Rollins College recently booted Intervarsity Christian Fellowship off campus. ICF is a 136 year old ministry founded by students at Cambridge, England, known more for its laborious lectures and academic publications than any sense of extremism or cultic behavior. This decision by the Rollins College administration is one that is being increasingly adopted by universities and colleges who at the same time proclaim to be academically free environments pursuing the liberal arts. The decision, ironically, is contrary to the mission of a liberal arts education and one that is discriminatory to people of faith.
Colleges and universities are hiding behind a Supreme Court decision in 2010 (CLS v. Martinez) that allows private institutions to remove any on-campus organization that does not conform to the school’s policies, which are a direct result of the school’s values. More and more colleges and universities are pushing conformity in the name non-discrimination to invade personally held religious beliefs. If the Muslim Student Association, Jewish Student Union, or, in this case, Intervarsity Christian Fellowship think their student leaders should (gasp) hold the very beliefs reflected by their faith traditions, they should be allowed to do so. However, school officials are requiring any and every student who wishes to be considered for leadership to be considered. Rollins officials pointed out that the Muslim Student Association past president wasn’t even Muslim. This does not even pass the laugh test.
The Association of American Colleges and Universities, of which Rollins College is a member, describes a liberal education as, “a philosophy of education that empowers individuals with broad knowledge and transferable skills, and a strong sense of value, ethics, and civic engagement.” The AACU strives to “make excellence in liberal education an equal opportunity commitment—to every student and to our diverse democracy.” Apparently not. A decision to limit the free assembly and governance of religious students pursues the very intolerance they are seeking to ameliorate. Only religious groups who embrace the university’s values are welcomed. Without a diversity of belief and healthy religious dialogue Rollins College will end up with white-washed religious groups with no distinction. They will end up having, as one person said to me, “a bunch of people in funny clothes speaking forth the university’s agreed upon values.” Is a Rollins graduate appropriately equipped for society when they realize the religious groups of the world actual hold contrary convictions and worldviews rather than a nuanced version of the college’s party line?

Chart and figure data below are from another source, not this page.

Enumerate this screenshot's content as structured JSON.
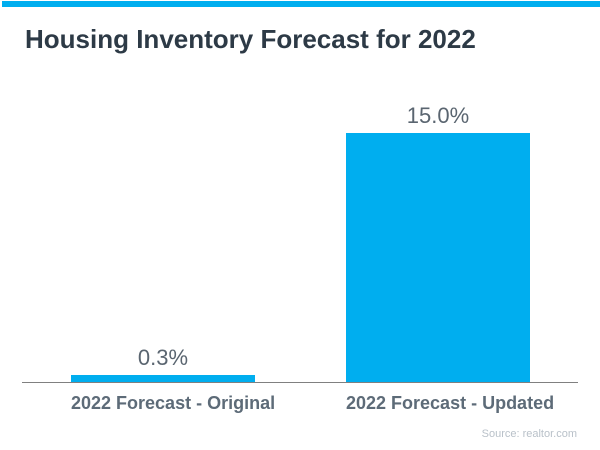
{
  "page": {
    "title": "Housing Inventory Forecast for 2022"
  },
  "colors": {
    "accent": "#00AEEF",
    "title_text": "#2d3a46",
    "value_text": "#5a6570",
    "category_text": "#5d6b78",
    "axis_line": "#808080",
    "source_text": "#b9c1c9",
    "background": "#ffffff"
  },
  "chart_data": {
    "type": "bar",
    "title": "Housing Inventory Forecast for 2022",
    "categories": [
      "2022 Forecast - Original",
      "2022 Forecast - Updated"
    ],
    "values": [
      0.3,
      15.0
    ],
    "value_labels": [
      "0.3%",
      "15.0%"
    ],
    "xlabel": "",
    "ylabel": "",
    "ylim": [
      0,
      16
    ],
    "grid": false,
    "legend": false,
    "bar_color": "#00AEEF",
    "axis": "x-baseline-only"
  },
  "source": {
    "label": "Source: realtor.com"
  }
}
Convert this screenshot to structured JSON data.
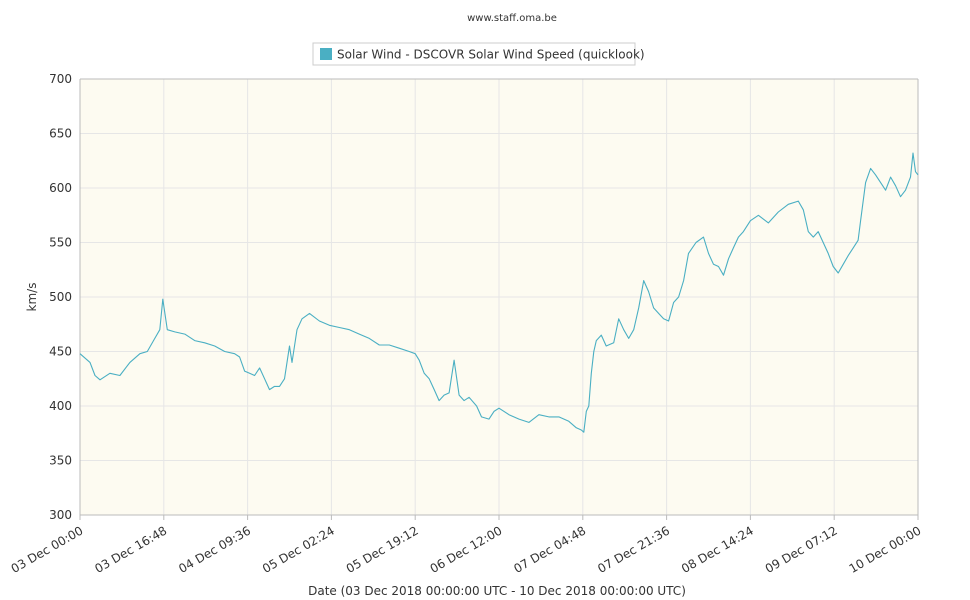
{
  "credit": "www.staff.oma.be",
  "legend": {
    "label": "Solar Wind - DSCOVR Solar Wind Speed (quicklook)"
  },
  "colors": {
    "series": "#4aafc3",
    "plot_bg": "#fdfbf1",
    "grid": "#e6e6e6",
    "axis": "#bbbbbb"
  },
  "chart_data": {
    "type": "line",
    "xlabel": "Date (03 Dec 2018 00:00:00 UTC - 10 Dec 2018 00:00:00 UTC)",
    "ylabel": "km/s",
    "ylim": [
      300,
      700
    ],
    "xlim": [
      "2018-12-03 00:00",
      "2018-12-10 00:00"
    ],
    "y_ticks": [
      300,
      350,
      400,
      450,
      500,
      550,
      600,
      650,
      700
    ],
    "x_tick_labels": [
      "03 Dec 00:00",
      "03 Dec 16:48",
      "04 Dec 09:36",
      "05 Dec 02:24",
      "05 Dec 19:12",
      "06 Dec 12:00",
      "07 Dec 04:48",
      "07 Dec 21:36",
      "08 Dec 14:24",
      "09 Dec 07:12",
      "10 Dec 00:00"
    ],
    "grid": true,
    "legend_position": "top-center",
    "series": [
      {
        "name": "Solar Wind - DSCOVR Solar Wind Speed (quicklook)",
        "points": [
          [
            "2018-12-03 00:00",
            448
          ],
          [
            "2018-12-03 02:00",
            440
          ],
          [
            "2018-12-03 03:00",
            428
          ],
          [
            "2018-12-03 04:00",
            424
          ],
          [
            "2018-12-03 06:00",
            430
          ],
          [
            "2018-12-03 08:00",
            428
          ],
          [
            "2018-12-03 10:00",
            440
          ],
          [
            "2018-12-03 12:00",
            448
          ],
          [
            "2018-12-03 13:30",
            450
          ],
          [
            "2018-12-03 15:00",
            462
          ],
          [
            "2018-12-03 16:00",
            470
          ],
          [
            "2018-12-03 16:36",
            498
          ],
          [
            "2018-12-03 17:30",
            470
          ],
          [
            "2018-12-03 19:00",
            468
          ],
          [
            "2018-12-03 21:00",
            466
          ],
          [
            "2018-12-03 23:00",
            460
          ],
          [
            "2018-12-04 01:00",
            458
          ],
          [
            "2018-12-04 03:00",
            455
          ],
          [
            "2018-12-04 05:00",
            450
          ],
          [
            "2018-12-04 07:00",
            448
          ],
          [
            "2018-12-04 08:00",
            445
          ],
          [
            "2018-12-04 09:00",
            432
          ],
          [
            "2018-12-04 10:00",
            430
          ],
          [
            "2018-12-04 11:00",
            428
          ],
          [
            "2018-12-04 12:00",
            435
          ],
          [
            "2018-12-04 13:00",
            425
          ],
          [
            "2018-12-04 14:00",
            415
          ],
          [
            "2018-12-04 15:00",
            418
          ],
          [
            "2018-12-04 16:00",
            418
          ],
          [
            "2018-12-04 17:00",
            425
          ],
          [
            "2018-12-04 18:00",
            455
          ],
          [
            "2018-12-04 18:30",
            440
          ],
          [
            "2018-12-04 19:30",
            470
          ],
          [
            "2018-12-04 20:30",
            480
          ],
          [
            "2018-12-04 22:00",
            485
          ],
          [
            "2018-12-05 00:00",
            478
          ],
          [
            "2018-12-05 02:00",
            474
          ],
          [
            "2018-12-05 04:00",
            472
          ],
          [
            "2018-12-05 06:00",
            470
          ],
          [
            "2018-12-05 08:00",
            466
          ],
          [
            "2018-12-05 10:00",
            462
          ],
          [
            "2018-12-05 12:00",
            456
          ],
          [
            "2018-12-05 14:00",
            456
          ],
          [
            "2018-12-05 16:00",
            453
          ],
          [
            "2018-12-05 18:00",
            450
          ],
          [
            "2018-12-05 19:12",
            448
          ],
          [
            "2018-12-05 20:00",
            442
          ],
          [
            "2018-12-05 21:00",
            430
          ],
          [
            "2018-12-05 22:00",
            425
          ],
          [
            "2018-12-05 23:00",
            415
          ],
          [
            "2018-12-06 00:00",
            405
          ],
          [
            "2018-12-06 01:00",
            410
          ],
          [
            "2018-12-06 02:00",
            412
          ],
          [
            "2018-12-06 03:00",
            442
          ],
          [
            "2018-12-06 04:00",
            410
          ],
          [
            "2018-12-06 05:00",
            405
          ],
          [
            "2018-12-06 06:00",
            408
          ],
          [
            "2018-12-06 07:30",
            400
          ],
          [
            "2018-12-06 08:30",
            390
          ],
          [
            "2018-12-06 10:00",
            388
          ],
          [
            "2018-12-06 11:00",
            395
          ],
          [
            "2018-12-06 12:00",
            398
          ],
          [
            "2018-12-06 14:00",
            392
          ],
          [
            "2018-12-06 16:00",
            388
          ],
          [
            "2018-12-06 18:00",
            385
          ],
          [
            "2018-12-06 20:00",
            392
          ],
          [
            "2018-12-06 22:00",
            390
          ],
          [
            "2018-12-07 00:00",
            390
          ],
          [
            "2018-12-07 02:00",
            386
          ],
          [
            "2018-12-07 03:30",
            380
          ],
          [
            "2018-12-07 04:30",
            378
          ],
          [
            "2018-12-07 05:00",
            376
          ],
          [
            "2018-12-07 05:30",
            395
          ],
          [
            "2018-12-07 06:00",
            400
          ],
          [
            "2018-12-07 06:30",
            430
          ],
          [
            "2018-12-07 07:00",
            450
          ],
          [
            "2018-12-07 07:30",
            460
          ],
          [
            "2018-12-07 08:30",
            465
          ],
          [
            "2018-12-07 09:30",
            455
          ],
          [
            "2018-12-07 11:00",
            458
          ],
          [
            "2018-12-07 12:00",
            480
          ],
          [
            "2018-12-07 13:00",
            470
          ],
          [
            "2018-12-07 14:00",
            462
          ],
          [
            "2018-12-07 15:00",
            470
          ],
          [
            "2018-12-07 16:00",
            490
          ],
          [
            "2018-12-07 17:00",
            515
          ],
          [
            "2018-12-07 18:00",
            505
          ],
          [
            "2018-12-07 19:00",
            490
          ],
          [
            "2018-12-07 20:00",
            485
          ],
          [
            "2018-12-07 21:00",
            480
          ],
          [
            "2018-12-07 22:00",
            478
          ],
          [
            "2018-12-07 23:00",
            495
          ],
          [
            "2018-12-08 00:00",
            500
          ],
          [
            "2018-12-08 01:00",
            515
          ],
          [
            "2018-12-08 02:00",
            540
          ],
          [
            "2018-12-08 03:30",
            550
          ],
          [
            "2018-12-08 05:00",
            555
          ],
          [
            "2018-12-08 06:00",
            540
          ],
          [
            "2018-12-08 07:00",
            530
          ],
          [
            "2018-12-08 08:00",
            528
          ],
          [
            "2018-12-08 09:00",
            520
          ],
          [
            "2018-12-08 10:00",
            535
          ],
          [
            "2018-12-08 11:00",
            545
          ],
          [
            "2018-12-08 12:00",
            555
          ],
          [
            "2018-12-08 13:00",
            560
          ],
          [
            "2018-12-08 14:24",
            570
          ],
          [
            "2018-12-08 16:00",
            575
          ],
          [
            "2018-12-08 18:00",
            568
          ],
          [
            "2018-12-08 20:00",
            578
          ],
          [
            "2018-12-08 22:00",
            585
          ],
          [
            "2018-12-09 00:00",
            588
          ],
          [
            "2018-12-09 01:00",
            580
          ],
          [
            "2018-12-09 02:00",
            560
          ],
          [
            "2018-12-09 03:00",
            555
          ],
          [
            "2018-12-09 04:00",
            560
          ],
          [
            "2018-12-09 05:00",
            550
          ],
          [
            "2018-12-09 06:00",
            540
          ],
          [
            "2018-12-09 07:00",
            528
          ],
          [
            "2018-12-09 08:00",
            522
          ],
          [
            "2018-12-09 09:00",
            530
          ],
          [
            "2018-12-09 10:00",
            538
          ],
          [
            "2018-12-09 11:00",
            545
          ],
          [
            "2018-12-09 12:00",
            552
          ],
          [
            "2018-12-09 12:30",
            570
          ],
          [
            "2018-12-09 13:30",
            605
          ],
          [
            "2018-12-09 14:30",
            618
          ],
          [
            "2018-12-09 15:30",
            612
          ],
          [
            "2018-12-09 16:30",
            605
          ],
          [
            "2018-12-09 17:30",
            598
          ],
          [
            "2018-12-09 18:30",
            610
          ],
          [
            "2018-12-09 19:30",
            602
          ],
          [
            "2018-12-09 20:30",
            592
          ],
          [
            "2018-12-09 21:30",
            598
          ],
          [
            "2018-12-09 22:30",
            610
          ],
          [
            "2018-12-09 23:00",
            632
          ],
          [
            "2018-12-09 23:30",
            615
          ],
          [
            "2018-12-10 00:00",
            612
          ]
        ]
      }
    ]
  }
}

Second, a decision to control the doctrinal convictions of a religious group like ICF is bad for the college because it undercuts academic freedom. The school becomes the arbiter of truth, picking and choosing who speaks, when and how. George Orwell warned us against this, an author whom I read (surprise, surprise) in an academic setting. This very illiberal move prevents students from experiencing the crucible of college that shapes one’s faith convictions, ethical inquiry, and vocational choice. If a religious group chooses to adopt doctrine so severely at odds with the culture of the school, social dynamics will either bring about change, or teach the students involved where their beliefs stand in relation to society. Without such a dynamic engagement, students are taught that religious conviction does not matter, and religions that are contrary to the prevailing winds of society need changing by those in power outside the religion. How does such an environment truly equip Rollins graduates to live as citizens of a very diverse world in which religious dialogue and understanding has too often taken a back seat to conflict and warfare?
Emile Durkheim, a respected French sociologist and academician, writes that religion “should be an eminently collective thing.” Collective, until of course, the post-modern sensibility, as we see demonstrated by the Rollins College administration, worships the radical idol of inclusivity to the neglect of free thought and conviction, ancient texts, historic faith traditions, and freedom of assembly.